Media reports in Britain and Australia suggested BHP, the world's largest miner, was on the verge of launching an unsolicited offer for No.3 ranked Rio after Rio completed its $US39.1 billion ($43 billion)purchase of Alcan on Wednesday. 

"The rumour has lingered around longer that you'd normally expect. You could say that there is no smoke without fire and I could see the sense in that happening," said Peter Wright, dealer at Burrell & Co. in Brisbane. 

A marriage between BHP, worth around $US220 billion, and Rio, valued at $US121 billion, would assemble a massive controlling force across a range of industrial-use commodities, such as copper, aluminium, iron ore and coal but would likely face competition concerns. 

Talk first swept markets in May that BHP was readying a hostile bid for Rio after it had rebuffed a friendly offer of $100-$110 per share, which was above Rio's share price at the time.

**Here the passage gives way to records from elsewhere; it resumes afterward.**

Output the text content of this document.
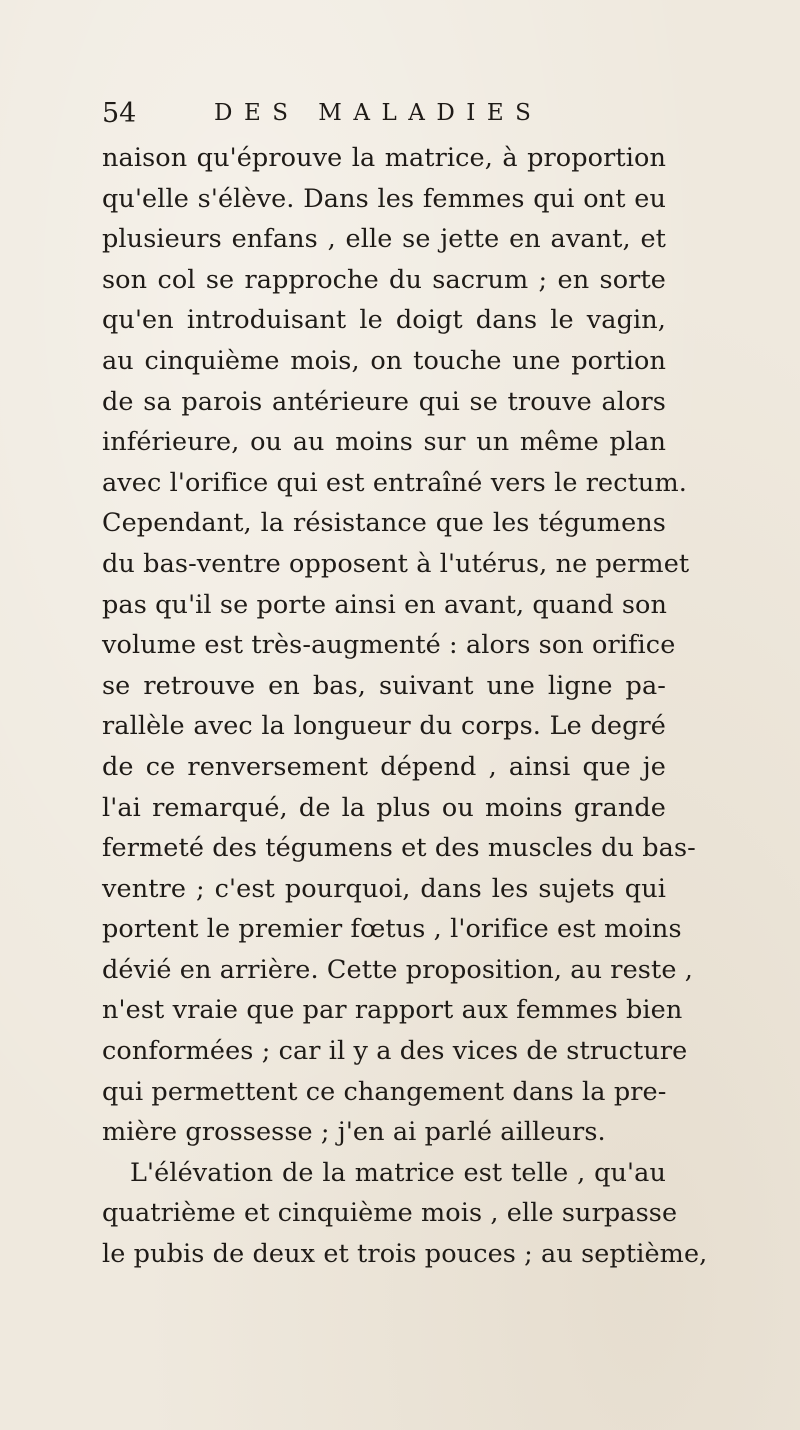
54	DES MALADIES
naison qu'éprouve la matrice, à proportion
qu'elle s'élève. Dans les femmes qui ont eu
plusieurs enfans , elle se jette en avant, et
son col se rapproche du sacrum ; en sorte
qu'en introduisant le doigt dans le vagin,
au cinquième mois, on touche une portion
de sa parois antérieure qui se trouve alors
inférieure, ou au moins sur un même plan
avec l'orifice qui est entraîné vers le rectum.
Cependant, la résistance que les tégumens
du bas-ventre opposent à l'utérus, ne permet
pas qu'il se porte ainsi en avant, quand son
volume est très-augmenté : alors son orifice
se retrouve en bas, suivant une ligne pa-
rallèle avec la longueur du corps. Le degré
de ce renversement dépend , ainsi que je
l'ai remarqué, de la plus ou moins grande
fermeté des tégumens et des muscles du bas-
ventre ; c'est pourquoi, dans les sujets qui
portent le premier fœtus , l'orifice est moins
dévié en arrière. Cette proposition, au reste ,
n'est vraie que par rapport aux femmes bien
conformées ; car il y a des vices de structure
qui permettent ce changement dans la pre-
mière grossesse ; j'en ai parlé ailleurs.
L'élévation de la matrice est telle , qu'au
quatrième et cinquième mois , elle surpasse
le pubis de deux et trois pouces ; au septième,
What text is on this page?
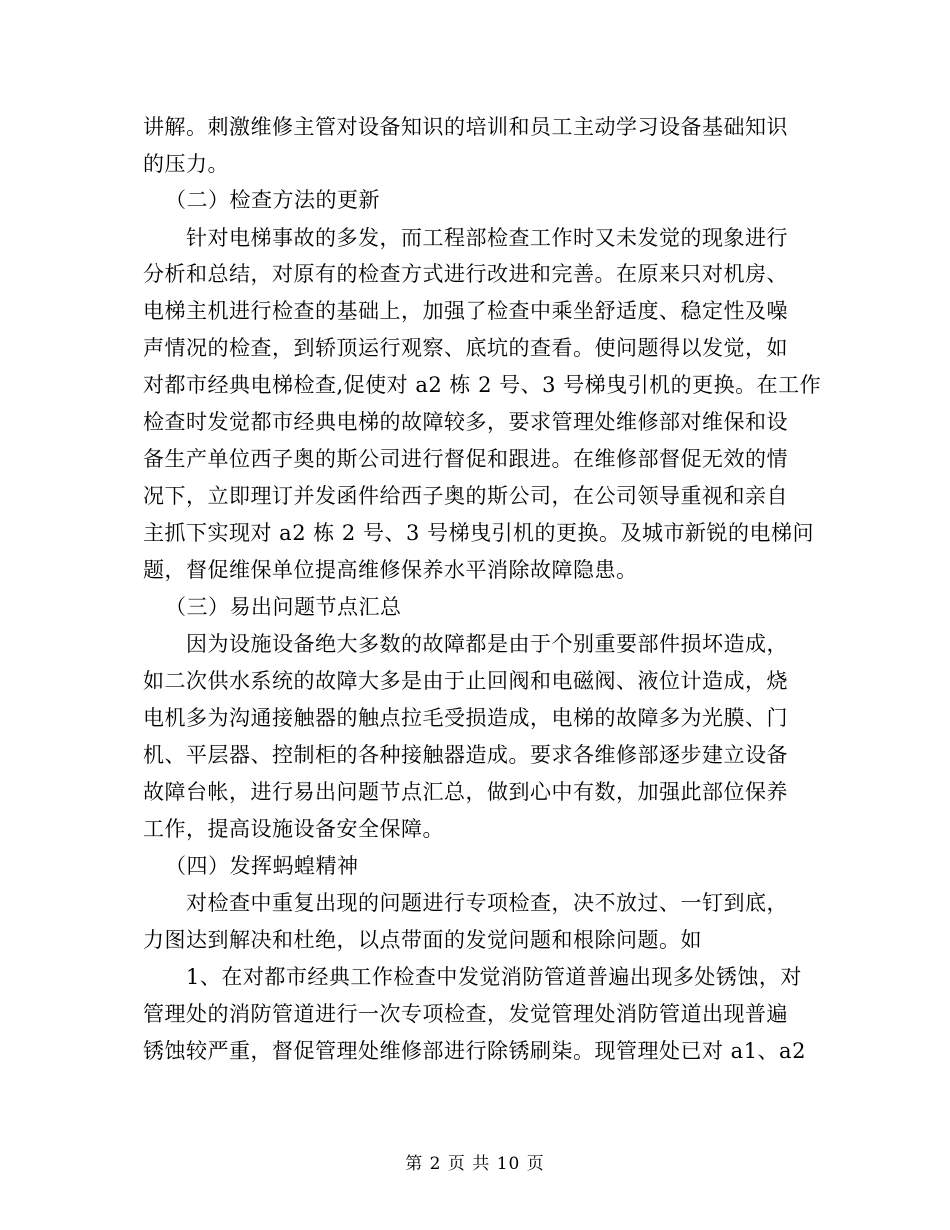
讲解。刺激维修主管对设备知识的培训和员工主动学习设备基础知识
的压力。
（二）检查方法的更新
针对电梯事故的多发，而工程部检查工作时又未发觉的现象进行
分析和总结，对原有的检查方式进行改进和完善。在原来只对机房、
电梯主机进行检查的基础上，加强了检查中乘坐舒适度、稳定性及噪
声情况的检查，到轿顶运行观察、底坑的查看。使问题得以发觉，如
对都市经典电梯检查,促使对 a2 栋 2 号、3 号梯曳引机的更换。在工作
检查时发觉都市经典电梯的故障较多，要求管理处维修部对维保和设
备生产单位西子奥的斯公司进行督促和跟进。在维修部督促无效的情
况下，立即理订并发函件给西子奥的斯公司，在公司领导重视和亲自
主抓下实现对 a2 栋 2 号、3 号梯曳引机的更换。及城市新锐的电梯问
题，督促维保单位提高维修保养水平消除故障隐患。
（三）易出问题节点汇总
因为设施设备绝大多数的故障都是由于个别重要部件损坏造成，
如二次供水系统的故障大多是由于止回阀和电磁阀、液位计造成，烧
电机多为沟通接触器的触点拉毛受损造成，电梯的故障多为光膜、门
机、平层器、控制柜的各种接触器造成。要求各维修部逐步建立设备
故障台帐，进行易出问题节点汇总，做到心中有数，加强此部位保养
工作，提高设施设备安全保障。
（四）发挥蚂蝗精神
对检查中重复出现的问题进行专项检查，决不放过、一钉到底，
力图达到解决和杜绝，以点带面的发觉问题和根除问题。如
1、在对都市经典工作检查中发觉消防管道普遍出现多处锈蚀，对
管理处的消防管道进行一次专项检查，发觉管理处消防管道出现普遍
锈蚀较严重，督促管理处维修部进行除锈刷柒。现管理处已对 a1、a2
第 2 页 共 10 页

Rio later said it had received no such offer and the speculation faded. 

Rio was up 1.4 per cent at $113.73 in afternoon trade in Sydney, after its London shares gained less than 1 per cent on Wednesday. 
BHP's Australian stock was down 3.9 per cent at $43.10 following a 1 per cent loss in London, in an overall market down 2.8 per cent. 
Based on the Sydney and London closing prices, the combined market value of BHP and Rio is about $US341 billion, which would put it on a par with Microsoft 

Rio's stock trades on the most attractive valuation multiples of the big diversified mining houses, and is on average 19 per cent cheaper than BHP, according to UBS. 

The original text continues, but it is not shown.